We caught up with our 2018 winner of the Julia Child Scholarship, Lois Farmer, on how she is progressing through the first part of her scholarship; studying the basic level of Le Cordon Bleu's Grand Diplôme®.
How was your first week studying at Le Cordon Bleu London?
My first week was spent mostly familiarising myself with the schedule, rules, locations of rooms and how the practicals worked and getting to know the other group members and chefs.
What have you found most challenging about the course?
The most challenging aspects of the course so far are mainly with the time planning and organisation for the practicals, but I've learnt that this comes with practice.
What have you enjoyed most about the course so far?
There is so much I enjoy but I particularly enjoy learning how to butcher and fillet using the correct techniques. Demonstrations are also very interesting - the chefs have so much knowledge to share from all their experience not just teaching, but also working in industry. Learning from them and understanding why certain things happen in cooking and how to fix things that go wrong is great.
Do you have a preference yet between cuisine or pâtisserie?
I would probably say cuisine is where I am most comfortable but I have learnt so much in pâtisserie and I am starting to enjoy that more and more as the course goes on and I develop these skills further. I’m just trying to keep an open mind and learn all that I can at the moment and then I will see where that leads.
How have you found working in a kitchen team alongside 15 other students from all over the world?
The group I am in; we all get along great and work really well as a team. It will be interesting to see the new group dynamic as it changes when the groups are mixed up in Intermediate.
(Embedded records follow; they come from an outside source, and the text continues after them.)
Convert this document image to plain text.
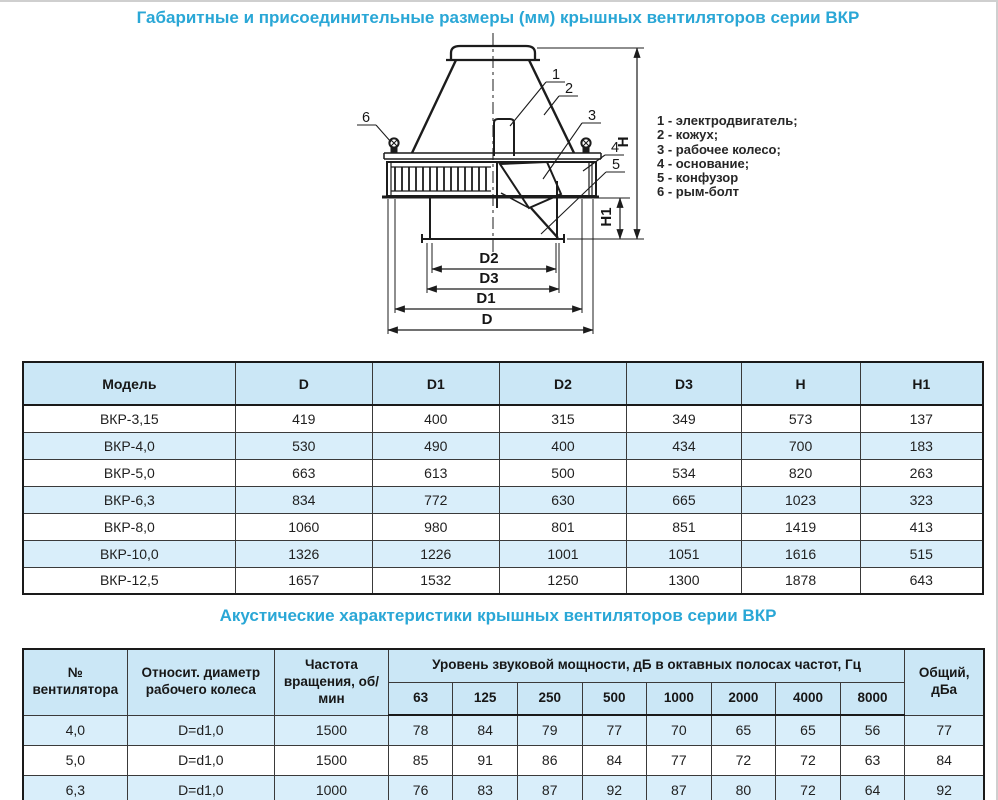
Габаритные и присоединительные размеры (мм) крышных вентиляторов серии ВКР
D2
D3
D1
D
H
H1
1
2
3
4
5
6	1 - электродвигатель;
2 - кожух;
3 - рабочее колесо;
4 - основание;
5 - конфузор
6 - рым-болт
Модель	D	D1	D2	D3	H	H1
ВКР-3,15	419	400	315	349	573	137
ВКР-4,0	530	490	400	434	700	183
ВКР-5,0	663	613	500	534	820	263
ВКР-6,3	834	772	630	665	1023	323
ВКР-8,0	1060	980	801	851	1419	413
ВКР-10,0	1326	1226	1001	1051	1616	515
ВКР-12,5	1657	1532	1250	1300	1878	643
Акустические характеристики крышных вентиляторов серии ВКР
№ вентилятора	Относит. диаметр рабочего колеса	Частота вращения, об/мин	Уровень звуковой мощности, дБ в октавных полосах частот, Гц								Общий, дБа
			63	125	250	500	1000	2000	4000	8000	
4,0	D=d1,0	1500	78	84	79	77	70	65	65	56	77
5,0	D=d1,0	1500	85	91	86	84	77	72	72	63	84
6,3	D=d1,0	1000	76	83	87	92	87	80	72	64	92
As part of the scholarship you’ve been provided accommodation by Londonist, how is it so far?
It’s great, it provides absolutely everything you need - plus the commute is really easy every day.
You’ve been on a first mentorship session with Adam Ashe, what did you gain from this experience?
Meeting Adam Ashe was really great, he has so much knowledge, not only of the course at Le Cordon Bleu but the experience he has gained from working in and running restaurants all around the world. He offered me some great advice and is someone who I really look up to.
In a few words, how would you describe your first 3 months at Le Cordon Bleu?
Intense, enriching, fulfilling.
What do you expect for next term when you advance to the Intermediate level?
I expect it to accelerate my knowledge quite quickly and I'm also expecting to learn how to use different, more varied ingredients. I think now that I have had time to get used to everything and I am feeling quite settled, the next few months are going to be even more intense and quite hard work but equally as enjoyable as the Basic level.